# Harbor Freight Motion Detector sale till 9/3 - $9.99 instead of 14.99



## Ghost of Spookie (Sep 28, 2008)

I have a few of these Bunker Hill Driveway Alert Systems. If you are looking to trigger a few props, you'll want to make sure you get them with different channel ID codes so they don't all trigger at the same time. Same time triggering however could also be desirable depending on your situation in which case you'd want them to be coded the same.

When I bought mine Bunker Hill use to put the channel code on the back of the box. Not sure what they are doing now or if the code is now settable (probably not given the price they sell for). There's been a few threads on HF over the years on these driveway alerts. BTW if you don't have a local store to look at the boxes for the codes, I don't think if ordered online they will go through the box codes they have to give you what you need if you want them to be different. Just a heads up.

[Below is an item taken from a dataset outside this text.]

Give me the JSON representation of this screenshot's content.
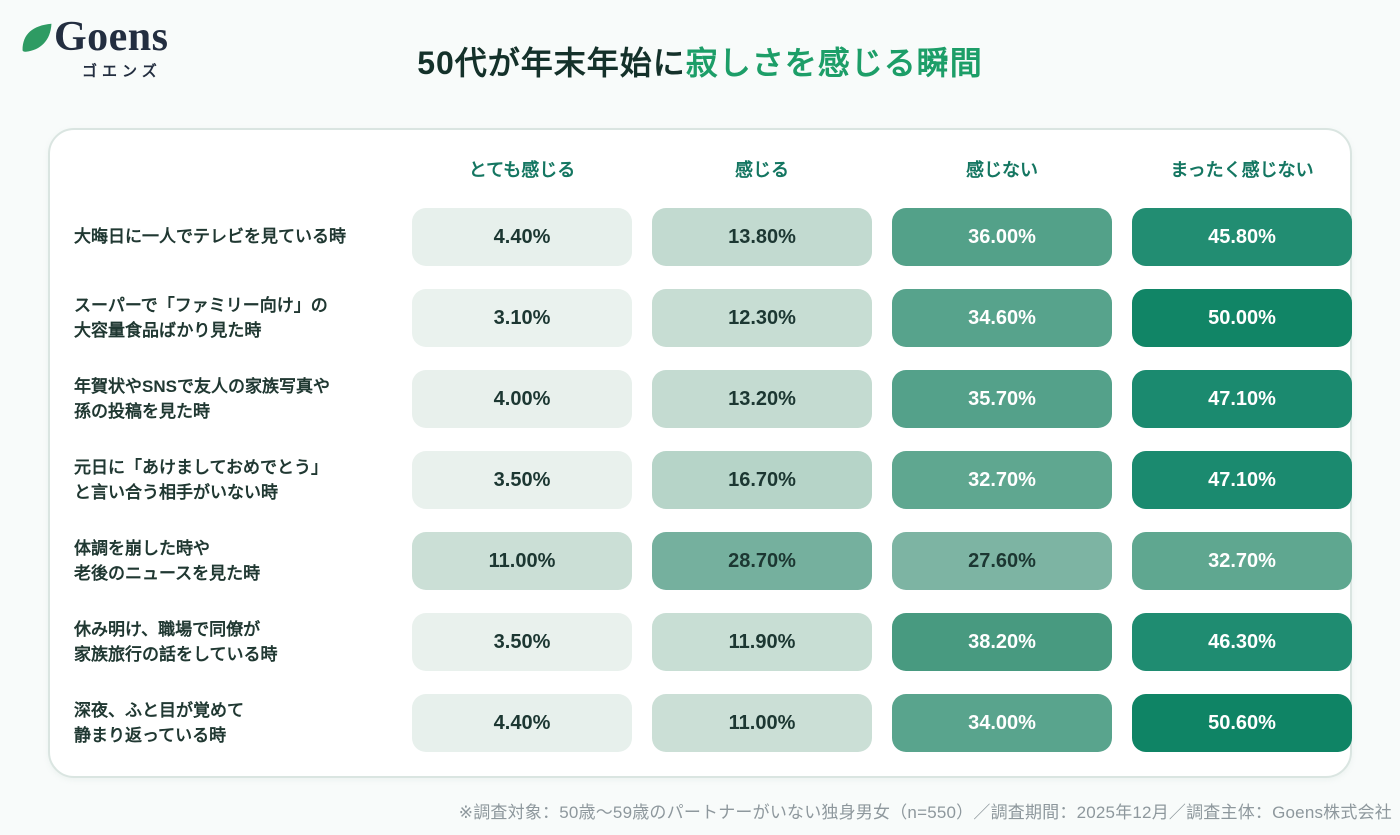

Here's a photo of the labeling they used on boxes when I bought mine a couple of years ago. This unit was set to Channel 19. A newer unit in a smaller box a year or so later was set to Channel 2.

















Great for halloween but we can use one of these on our courtyard patio as people just begin to walk into the area, so that it gives an alert of someone approaching our front door (as opposed to using it for a driveway alert). The white sensor part is paintable so you can match your house color paint and make it less noticable. Black works nice for halloween nighttime use. Just mask off the actual sensor portion.


----------



## FrugalHaunts (Aug 25, 2018)

I updated the original post with a new coupon good till October 31st 2018.


----------



## Chewbacca (Oct 12, 2010)

You can also get the coupon from: https://www.harborfreight.com/savings_coupons.html


----------